Biografia[modifica | modifica wikitesto]

Nato a Green Bay, Zack Snyder cresce nella cittadina di Greenwich, Connecticut, membro di una famiglia cristiana scientista.[1][2] Dopo aver frequentato la Daycroft School, un istituto cristiano scientista locale, il futuro regista studia per un anno presso l'Heatherley School of Fine Art a Londra, per poi trasferirsi all'ArtCenter College of Design di Pasadena, laureandosi presso il detto istituto nel 1989.[1][3]

In un'intervista per la testata Wired, il regista ha raccontato di aver perso il fratello Sam durante la propria adolescenza, attribuendo a questi un grande impatto nella sua crescita personale.[4] È inoltre dislessico.[1]

Esordi e ascesa al cinema (1989-2011)[modifica | modifica wikitesto]

Terminati gli studi, Snyder comincia a lavorare principalmente come regista di video musicali e spot pubblicitari, arrivando a collaborare, tra i tanti marchi, anche con Budweiser, per la quale azienda realizza inoltre uno spot commerciale mandato in onda durante il Super Bowl XXXVI nel 2002, Citterio e Nike.[1][5][6] Dopo due anni di relazione e un passato da colleghi, nel 2004 sposa la produttrice Deborah Johnson, con cui fonda la casa di produzione indipendente Cruel and Unusual Films.[6]

Sempre nel 2004, messo sotto contratto da Universal Pictures, Snyder realizza il lungometraggio d'esordio: L'alba dei morti viventi, remake del film cult di George A. Romero, presentato fuori concorso al Festival di Cannes, che incassa circa 100 milioni di dollari in tutto il mondo.[7] La storia narra di una strana epidemia che colpisce la popolazione mondiale, trasformando le persone in zombie carnivori. Nonostante sia un remake, il film si distanzia notevolmente dall'originale.

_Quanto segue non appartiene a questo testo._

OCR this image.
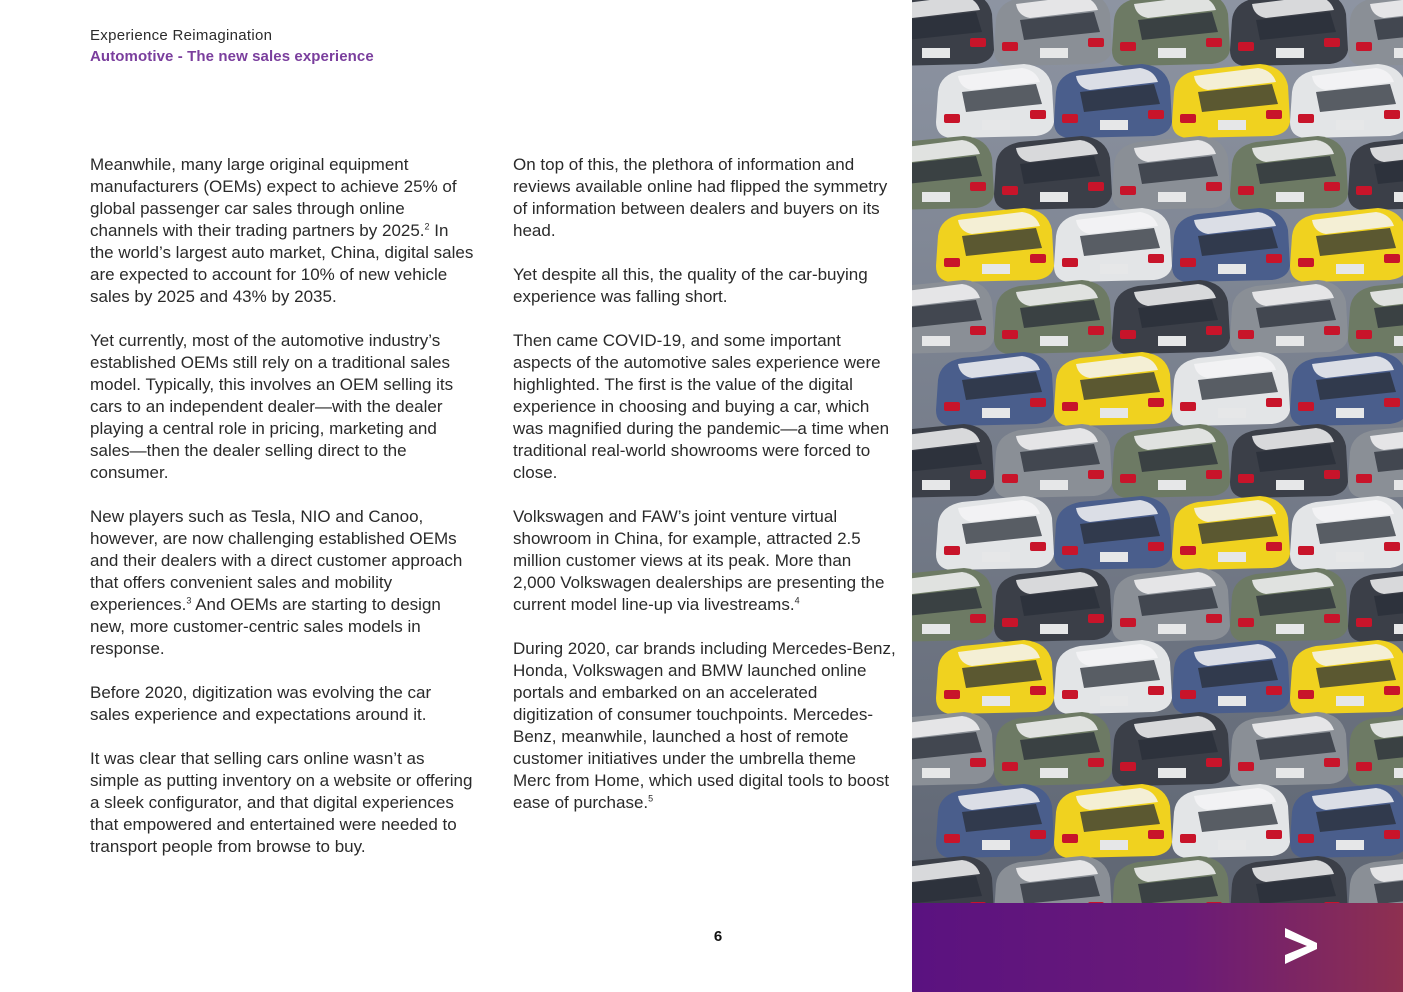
Experience Reimagination
Automotive - The new sales experience

Meanwhile, many large original equipment manufacturers (OEMs) expect to achieve 25% of global passenger car sales through online channels with their trading partners by 2025.$^2$ In the world’s largest auto market, China, digital sales are expected to account for 10% of new vehicle sales by 2025 and 43% by 2035.

Yet currently, most of the automotive industry’s established OEMs still rely on a traditional sales model. Typically, this involves an OEM selling its cars to an independent dealer—with the dealer playing a central role in pricing, marketing and sales—then the dealer selling direct to the consumer.

New players such as Tesla, NIO and Canoo, however, are now challenging established OEMs and their dealers with a direct customer approach that offers convenient sales and mobility experiences.$^3$ And OEMs are starting to design new, more customer-centric sales models in response.

Before 2020, digitization was evolving the car sales experience and expectations around it.

It was clear that selling cars online wasn’t as simple as putting inventory on a website or offering a sleek configurator, and that digital experiences that empowered and entertained were needed to transport people from browse to buy.

On top of this, the plethora of information and reviews available online had flipped the symmetry of information between dealers and buyers on its head.

Yet despite all this, the quality of the car-buying experience was falling short.

Then came COVID-19, and some important aspects of the automotive sales experience were highlighted. The first is the value of the digital experience in choosing and buying a car, which was magnified during the pandemic—a time when traditional real-world showrooms were forced to close.

Volkswagen and FAW’s joint venture virtual showroom in China, for example, attracted 2.5 million customer views at its peak. More than 2,000 Volkswagen dealerships are presenting the current model line-up via livestreams.$^4$

During 2020, car brands including Mercedes-Benz, Honda, Volkswagen and BMW launched online portals and embarked on an accelerated digitization of consumer touchpoints. Mercedes-Benz, meanwhile, launched a host of remote customer initiatives under the umbrella theme Merc from Home, which used digital tools to boost ease of purchase.$^5$

6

Il regista passa quindi a Warner Bros., che gli affida la realizzazione di 300, adattamento cinematografico dell'omonima graphic novel di Frank Miller, distribuito nei cinema nel 2007. Il film si rivela campione d'incassi ai botteghini di tutto il mondo con un record per i cinema IMAX, realizzando nel week-end di apertura 3,6 milioni di dollari, un risultato molto alto rispetto alle aspettative, tanto che il film è al nono posto dei film del 2007 con un incasso a livello internazionale di 456 milioni di dollari.[8] Destano attenzione anche alcuni espedienti visivi poi divenuti punti cardine dell'estetica cinematografica di Snyder, quale l'impiego dell'effetto rallentatore.[9]

Forte della buona ricezione di 300, Snyder riceve mandato da Warner Bros. per la realizzazione di Watchmen, trasposizione dell'omonima serie a fumetti di Alan Moore e Dave Gibbons.[10] Nonostante i 55 milioni di dollari incassati nel solo week-end di apertura nelle sale statunitensi, a conferma della grande attesa del film da parte del pubblico, man mano che i giorni passano il calo ai botteghini è piuttosto notevole, tant'è che si profila un incasso globale inferiore alle aspettative.[11] Il film fa scaturire nella critica opinioni miste, in cui si manifesta disappunto per la strutturazione a tratti confusa della trama congiuntamente ad apprezzamento per alcune intuizioni estetiche del regista.[12][13]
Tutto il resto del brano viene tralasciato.